In a 2020 seminar at Columbia University’s Dart Center for Journalism and Trauma titled “Picturing Black Deaths,” Professor Bernard discussed a Civil War-era photograph of a formerly enslaved man, called Gordon in some historic references and Peter in others. Disseminated by abolitionists, the image of the shirtless man, his back severely scarred from beatings, “was essential to the development of the campaign against slavery,” she said.
In 1955, Mamie Till-Mobley invited a Jet magazine photographer, David Jackson, to photograph the brutalized body of her 14-year-old son Emmett Till, who had been savagely beaten, shot and dumped into the Tallahatchie River in Mississippi by two white men who were speedily acquitted. The images, and Emmett Till’s open coffin at his funeral in Chicago, helped ignite the civil rights movement.
In 2020, the cellphone video of a Minneapolis police officer kneeling on the neck of George Floyd, which was filmed by Darnella Frazier, a teenage witness, sparked global fury and some of the largest protests in American history. But the recording also kindled a fraught discussion over the ubiquity of images of violence against Black people, and the relatively few depictions of white victims.
“For all the political utility of these videos and these images, for all of their motivational usefulness in terms of getting people out into the street or clarifying exactly what is going on, I’m not at all certain that it’s ethical or right to display these images in this way,” Jelani Cobb, a writer for The New Yorker and incoming dean of the Columbia University School of Journalism, said in the Columbia seminar.
“For horrific crimes we tend not to see white Americans displayed in the same way. We will see white people abroad, perhaps,” Mr. Cobb said. (Charles Porter IV’s Pulitzer Prize-winning photo of a firefighter, Chris Fields, cradling a fatally wounded infant after the 1995 Oklahoma City bombing is an exception.)
Some journalists, academics and survivors have proposed releasing photos of the scenes of violence, instead of the victims, as a potentially powerful but less invasive approach. In 2014, after Taliban fighters attacked a school in Peshawar, Pakistan, killing at least 134 schoolchildren, wire services released images of the school’s bloody classrooms.

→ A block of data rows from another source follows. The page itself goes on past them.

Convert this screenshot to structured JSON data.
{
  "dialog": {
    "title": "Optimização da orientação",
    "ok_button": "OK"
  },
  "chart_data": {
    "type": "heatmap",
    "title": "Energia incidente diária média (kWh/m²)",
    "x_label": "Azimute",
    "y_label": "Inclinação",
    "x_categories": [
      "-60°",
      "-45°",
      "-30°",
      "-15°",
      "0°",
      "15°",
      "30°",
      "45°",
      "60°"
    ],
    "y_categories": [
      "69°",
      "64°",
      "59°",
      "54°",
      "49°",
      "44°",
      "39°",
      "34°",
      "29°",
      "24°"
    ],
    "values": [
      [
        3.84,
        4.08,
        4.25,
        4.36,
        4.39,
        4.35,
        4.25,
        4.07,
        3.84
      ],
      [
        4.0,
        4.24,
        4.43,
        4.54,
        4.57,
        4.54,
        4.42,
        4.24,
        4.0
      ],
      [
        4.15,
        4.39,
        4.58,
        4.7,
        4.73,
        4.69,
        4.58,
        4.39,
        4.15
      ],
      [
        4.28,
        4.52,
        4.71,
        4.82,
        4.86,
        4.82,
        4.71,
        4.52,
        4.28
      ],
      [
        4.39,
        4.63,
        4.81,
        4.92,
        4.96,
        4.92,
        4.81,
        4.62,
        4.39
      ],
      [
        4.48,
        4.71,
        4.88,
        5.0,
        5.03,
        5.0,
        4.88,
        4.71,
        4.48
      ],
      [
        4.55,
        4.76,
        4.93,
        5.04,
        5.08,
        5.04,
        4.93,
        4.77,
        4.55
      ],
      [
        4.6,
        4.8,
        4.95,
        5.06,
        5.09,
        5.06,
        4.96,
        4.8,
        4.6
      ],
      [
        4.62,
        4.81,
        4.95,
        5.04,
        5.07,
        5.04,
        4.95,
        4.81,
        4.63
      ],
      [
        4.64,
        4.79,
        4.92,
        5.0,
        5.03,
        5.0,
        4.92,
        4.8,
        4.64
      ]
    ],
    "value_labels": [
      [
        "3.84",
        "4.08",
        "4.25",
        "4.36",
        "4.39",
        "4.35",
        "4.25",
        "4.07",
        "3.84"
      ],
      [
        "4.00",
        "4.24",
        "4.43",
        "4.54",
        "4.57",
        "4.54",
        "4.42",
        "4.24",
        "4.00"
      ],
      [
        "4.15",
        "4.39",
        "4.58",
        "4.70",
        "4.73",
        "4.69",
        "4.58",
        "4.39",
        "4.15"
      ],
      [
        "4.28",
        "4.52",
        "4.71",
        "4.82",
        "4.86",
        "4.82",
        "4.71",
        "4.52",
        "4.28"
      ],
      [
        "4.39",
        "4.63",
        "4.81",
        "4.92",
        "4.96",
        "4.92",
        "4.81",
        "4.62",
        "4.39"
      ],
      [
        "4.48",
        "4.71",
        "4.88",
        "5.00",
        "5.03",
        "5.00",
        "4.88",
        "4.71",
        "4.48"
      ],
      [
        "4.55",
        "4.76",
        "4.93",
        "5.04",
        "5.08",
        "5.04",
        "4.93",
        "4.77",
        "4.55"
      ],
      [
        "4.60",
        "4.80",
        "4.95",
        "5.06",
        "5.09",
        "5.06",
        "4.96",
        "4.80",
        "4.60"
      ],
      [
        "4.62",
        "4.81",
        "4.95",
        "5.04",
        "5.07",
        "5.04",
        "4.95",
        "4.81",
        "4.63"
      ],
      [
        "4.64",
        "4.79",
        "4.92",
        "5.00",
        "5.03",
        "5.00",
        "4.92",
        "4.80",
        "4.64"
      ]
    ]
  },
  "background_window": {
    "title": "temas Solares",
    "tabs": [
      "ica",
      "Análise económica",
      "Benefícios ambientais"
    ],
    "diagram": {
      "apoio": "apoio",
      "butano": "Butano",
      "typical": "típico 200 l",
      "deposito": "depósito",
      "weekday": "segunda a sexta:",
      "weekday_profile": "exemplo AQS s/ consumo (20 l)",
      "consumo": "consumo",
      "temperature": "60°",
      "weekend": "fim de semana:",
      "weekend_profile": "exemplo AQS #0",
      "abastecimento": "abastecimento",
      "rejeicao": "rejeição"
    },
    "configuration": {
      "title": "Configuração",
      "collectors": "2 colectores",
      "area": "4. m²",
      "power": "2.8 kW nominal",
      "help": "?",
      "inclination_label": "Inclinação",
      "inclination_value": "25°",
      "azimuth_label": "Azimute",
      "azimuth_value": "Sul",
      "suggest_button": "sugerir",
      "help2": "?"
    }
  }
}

“I can imagine some pictures that could be made without dehumanizing the victims that speak to the story of the AR-15, which is a story that has not been seen or fully told,” said Nina Berman, a documentary photographer, filmmaker and Columbia journalism professor.
“The smashed windows, the smashed desks, the utter destruction of the room by this weapon which is designed only to obliterate humans. That’s where the political conversation is right now: Why are we arming ourselves with an AR-15? Why do our lawmakers think this is anything the Constitution ever considered?”
But American journalists “don’t even have access to try and make these pictures,” Ms. Berman said. Crime scenes are rapidly cordoned off and photographers banned. Police restrict access to crime scene photos sometimes for months or years after the investigation ends. As a result, the most vivid scenes, such as the carnage after the 2013 Boston Marathon bombing or the Las Vegas shooting in 2017, are often captured outdoors.
“For a culture so steeped in violence, we spend a lot of time preventing anyone from actually seeing that violence,” Ms. Berman said. “Something else is going on here, and I’m not sure it’s just that we’re trying to be sensitive.”
After his son’s death Mr. Pozner devoted his life to battling conspiracy theorists who spread false claims that the Sandy Hook shooting was a government hoax, intended to promote efforts at gun control. He is unconvinced that releasing Noah’s photo would have changed much.
“Everything would just get amplified,” he said. “Hoaxers will have more things to deny, absolutists will have more things to say — and people who are traumatized by mass shootings will be more traumatized.”